Artificial intelligence is permeating every layer of radio design and operation. At MWC Barcelona 2026, Keysight and Qualcomm demonstrated a machine-learning-based channel state information (CSI) feedback scheme for downlink MIMO. By compressing CSI using neural networks, the system delivered more than 40 % higher downlink throughput than standard 3GPP eType II CSI reporting in a rank-4 MIMO scenario. Engineers emphasised that such AI-enhanced feedback will be essential as antenna arrays grow in size and channel matrices become high-dimensional. This demonstration, although initially framed for 5G-Advanced, signals the direction of AI-native 6G networks.
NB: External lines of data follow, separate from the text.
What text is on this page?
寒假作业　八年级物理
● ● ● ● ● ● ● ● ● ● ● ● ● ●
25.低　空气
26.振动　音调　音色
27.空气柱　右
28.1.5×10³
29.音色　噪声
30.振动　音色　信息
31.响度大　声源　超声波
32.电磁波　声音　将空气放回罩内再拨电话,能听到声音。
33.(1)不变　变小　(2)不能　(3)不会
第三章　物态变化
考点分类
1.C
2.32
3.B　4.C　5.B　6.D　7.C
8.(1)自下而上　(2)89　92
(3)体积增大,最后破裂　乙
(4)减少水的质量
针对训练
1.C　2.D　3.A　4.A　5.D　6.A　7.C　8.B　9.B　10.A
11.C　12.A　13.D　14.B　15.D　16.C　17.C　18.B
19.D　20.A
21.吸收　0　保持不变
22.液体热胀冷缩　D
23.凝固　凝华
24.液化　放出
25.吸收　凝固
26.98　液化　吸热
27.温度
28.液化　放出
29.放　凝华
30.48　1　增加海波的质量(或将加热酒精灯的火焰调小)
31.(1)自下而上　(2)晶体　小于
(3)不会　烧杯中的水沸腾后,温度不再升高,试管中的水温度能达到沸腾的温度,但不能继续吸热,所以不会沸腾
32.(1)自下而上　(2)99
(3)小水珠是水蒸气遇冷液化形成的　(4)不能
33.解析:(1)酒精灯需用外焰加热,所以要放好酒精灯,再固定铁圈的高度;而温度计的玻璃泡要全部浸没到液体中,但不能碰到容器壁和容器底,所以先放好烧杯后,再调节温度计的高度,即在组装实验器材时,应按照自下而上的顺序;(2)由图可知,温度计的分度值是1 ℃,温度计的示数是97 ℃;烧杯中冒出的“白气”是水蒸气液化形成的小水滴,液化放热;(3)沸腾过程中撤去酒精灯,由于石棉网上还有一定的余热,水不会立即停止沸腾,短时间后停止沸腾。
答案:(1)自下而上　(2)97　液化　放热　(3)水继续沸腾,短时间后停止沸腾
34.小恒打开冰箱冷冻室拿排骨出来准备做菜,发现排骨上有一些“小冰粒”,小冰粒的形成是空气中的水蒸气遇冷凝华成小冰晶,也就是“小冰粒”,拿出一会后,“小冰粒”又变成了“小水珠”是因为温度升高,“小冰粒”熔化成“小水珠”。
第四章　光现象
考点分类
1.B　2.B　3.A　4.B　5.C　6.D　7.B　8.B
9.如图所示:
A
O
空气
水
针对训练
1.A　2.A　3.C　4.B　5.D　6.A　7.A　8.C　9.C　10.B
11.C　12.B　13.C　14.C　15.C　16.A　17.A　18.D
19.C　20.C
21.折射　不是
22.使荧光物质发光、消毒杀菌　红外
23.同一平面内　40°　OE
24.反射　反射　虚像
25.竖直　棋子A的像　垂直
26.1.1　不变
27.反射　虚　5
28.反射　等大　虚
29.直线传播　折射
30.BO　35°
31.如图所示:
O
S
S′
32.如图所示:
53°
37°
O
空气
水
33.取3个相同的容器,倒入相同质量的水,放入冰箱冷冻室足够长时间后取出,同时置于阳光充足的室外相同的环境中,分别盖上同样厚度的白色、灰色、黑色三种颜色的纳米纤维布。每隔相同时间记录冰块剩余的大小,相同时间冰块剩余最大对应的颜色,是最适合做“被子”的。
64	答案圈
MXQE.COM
Machine learning is also being applied to uplink channel estimation and receiver design. Keysight’s product demonstrations at MWC 2026 included an ML-based channel estimator that increases throughput and system capacity while reducing radio-unit power consumption. These physical-layer innovations dovetail with higher-layer AI frameworks. For example, NVIDIA announced a 30-billion-parameter Large Telco Model (LTM) based on the Nemotron 3 foundation model. This open model is fine-tuned on telecom datasets and synthetic network logs and can perform tasks such as fault isolation, remediation planning and energy optimisation for radio access networks. The company also released agentic AI blueprints that orchestrate multi-agent energy efficiency and network configuration in real time.
The combination of machine-learning inference and agentic frameworks will transform antenna systems. High-dimensional CSI, beamforming vectors and resource allocations will be computed by neural networks rather than rigid algorithms, enabling real-time adaptation to channel conditions. Generative AI models can synthesise network policies, predict equipment failures and design antennas with novel geometries. Meanwhile, reinforcement-learning controllers will allocate power and spectrum across thousands of antennas in massive MIMO arrays, balancing throughput and energy consumption. Such intelligence will require on-device acceleration and low-latency fronthaul to meet the strict timing requirements of 6G. The antenna industry must collaborate with AI hardware providers to ensure that smart beamforming and adaptive control are supported at the device level.